False killer whale with tuna, July 26, 2008. Photo by Annie Douglas.
July 27 update
Today was our last day on the water. We re-located the group of false killer whales from yesterday and obtained identification photos of perhaps 30 individuals, as well as IDs of a number of bottlenose dolphins. All together we spent 31 days on the water, covering approximately 3,600 km of survey trackline. We had 109 sightings of 13 species of cetaceans, including 42 sightings of short-finned pilot whales, 23 sightings of rough-toothed dolphins, 7 sightings each of pantropical spotted dolphins and bottlenose dolphins, 5 sightings of dwarf sperm whales, 4 sightings each of melon-headed whales and spinner dolphins, 3 sightings of false killer whales (2 as a result of re-locating the original satellite tagged group), 2 sightings each of sperm whales, Cuvier’s beaked whales, Blainville’s beaked whales, Risso’s dolphins, and striped dolphins, and 4 sightings of unidentified small odontocetes (most likely dwarf sperm whales or rough-toothed dolphins).

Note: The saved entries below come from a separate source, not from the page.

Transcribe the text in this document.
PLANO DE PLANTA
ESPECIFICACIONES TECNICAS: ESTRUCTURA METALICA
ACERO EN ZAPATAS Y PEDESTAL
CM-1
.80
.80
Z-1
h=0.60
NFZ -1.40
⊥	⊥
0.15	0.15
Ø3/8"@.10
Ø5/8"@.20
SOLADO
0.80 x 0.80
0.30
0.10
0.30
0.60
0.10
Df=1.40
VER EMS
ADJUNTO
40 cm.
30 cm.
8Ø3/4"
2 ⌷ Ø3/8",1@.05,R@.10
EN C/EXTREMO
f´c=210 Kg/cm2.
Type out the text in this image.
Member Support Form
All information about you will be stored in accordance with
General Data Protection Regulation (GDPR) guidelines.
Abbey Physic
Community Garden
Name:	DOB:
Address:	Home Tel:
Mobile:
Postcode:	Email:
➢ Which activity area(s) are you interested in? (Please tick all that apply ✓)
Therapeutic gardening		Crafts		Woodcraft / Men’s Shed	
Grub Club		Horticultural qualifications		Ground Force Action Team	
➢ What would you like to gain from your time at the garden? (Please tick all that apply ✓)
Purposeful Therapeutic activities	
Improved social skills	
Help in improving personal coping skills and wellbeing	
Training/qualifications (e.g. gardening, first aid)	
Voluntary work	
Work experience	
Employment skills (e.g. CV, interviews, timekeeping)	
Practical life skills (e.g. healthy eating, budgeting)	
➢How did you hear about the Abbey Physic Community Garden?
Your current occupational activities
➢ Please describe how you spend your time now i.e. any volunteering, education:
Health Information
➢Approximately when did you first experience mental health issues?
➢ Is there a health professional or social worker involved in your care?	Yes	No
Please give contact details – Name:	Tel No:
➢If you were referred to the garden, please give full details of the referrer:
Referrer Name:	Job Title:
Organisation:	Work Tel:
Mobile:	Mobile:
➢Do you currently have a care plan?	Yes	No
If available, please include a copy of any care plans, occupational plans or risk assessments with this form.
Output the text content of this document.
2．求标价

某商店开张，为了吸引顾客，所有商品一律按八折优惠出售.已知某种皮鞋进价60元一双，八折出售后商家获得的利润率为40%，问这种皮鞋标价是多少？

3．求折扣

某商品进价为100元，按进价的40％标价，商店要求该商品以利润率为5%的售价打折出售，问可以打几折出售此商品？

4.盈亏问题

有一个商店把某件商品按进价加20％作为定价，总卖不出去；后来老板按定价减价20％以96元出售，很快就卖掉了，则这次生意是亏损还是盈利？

In terms of being able to track movements of individuals in relation to the RIMPAC naval exercise, we were able to deploy medium-term satellite tags on four species of odontocetes, including 16 short-finned pilot whales, 6 false killer whales, 5 Blainville’s beaked whales, and 5 melon-headed whales. We are continuing to receive multiple locations each day from the majority of these tagged individuals. As well as the satellite tag deployments, we deployed suction-cup attached data recording tags on two Blainville’s beaked whales, one false killer whale, and three short-finned pilot whales. For better or for worse, we took >48,000 photographs (156 gigs!).
September 4 update
More than five weeks after we left the field we are still receiving locations from eight of the satellite tagged whales. Seven of the tags are transmitting daily, while one was programmed to switch to every second day after the first 43 days on the whale. The tags are still transmitting on three of the Blainville’s beaked whales (day 56 for two and day 52 for the third), two of the false killer whales (day 50 for one and day 40 for the other), and three of the short-finned pilot whales (day 62, day 53, and day 47). Prior to this project the longest we’d had a tag transmit for was 23 days for a Blainville’s beaked whale (from November 2006), 32 days for a false killer whale (from August 2007), and 52 days for a pilot whale (from May 2008), so these longer-term tracks are providing information on movements of these individuals that we’ve never been able to collect before. We hope they will continue to transmit for many more weeks, although some of them are getting close to reaching the theoretical end of their battery life. The satellite locations have allowed Dan McSweeney to re-locate several of the groups to photo-identify individuals, both to examine associations and to assess how the tag sites are healing. Although the data are still coming in from these whales, the analysis process has begun on tags that have stopped transmitting.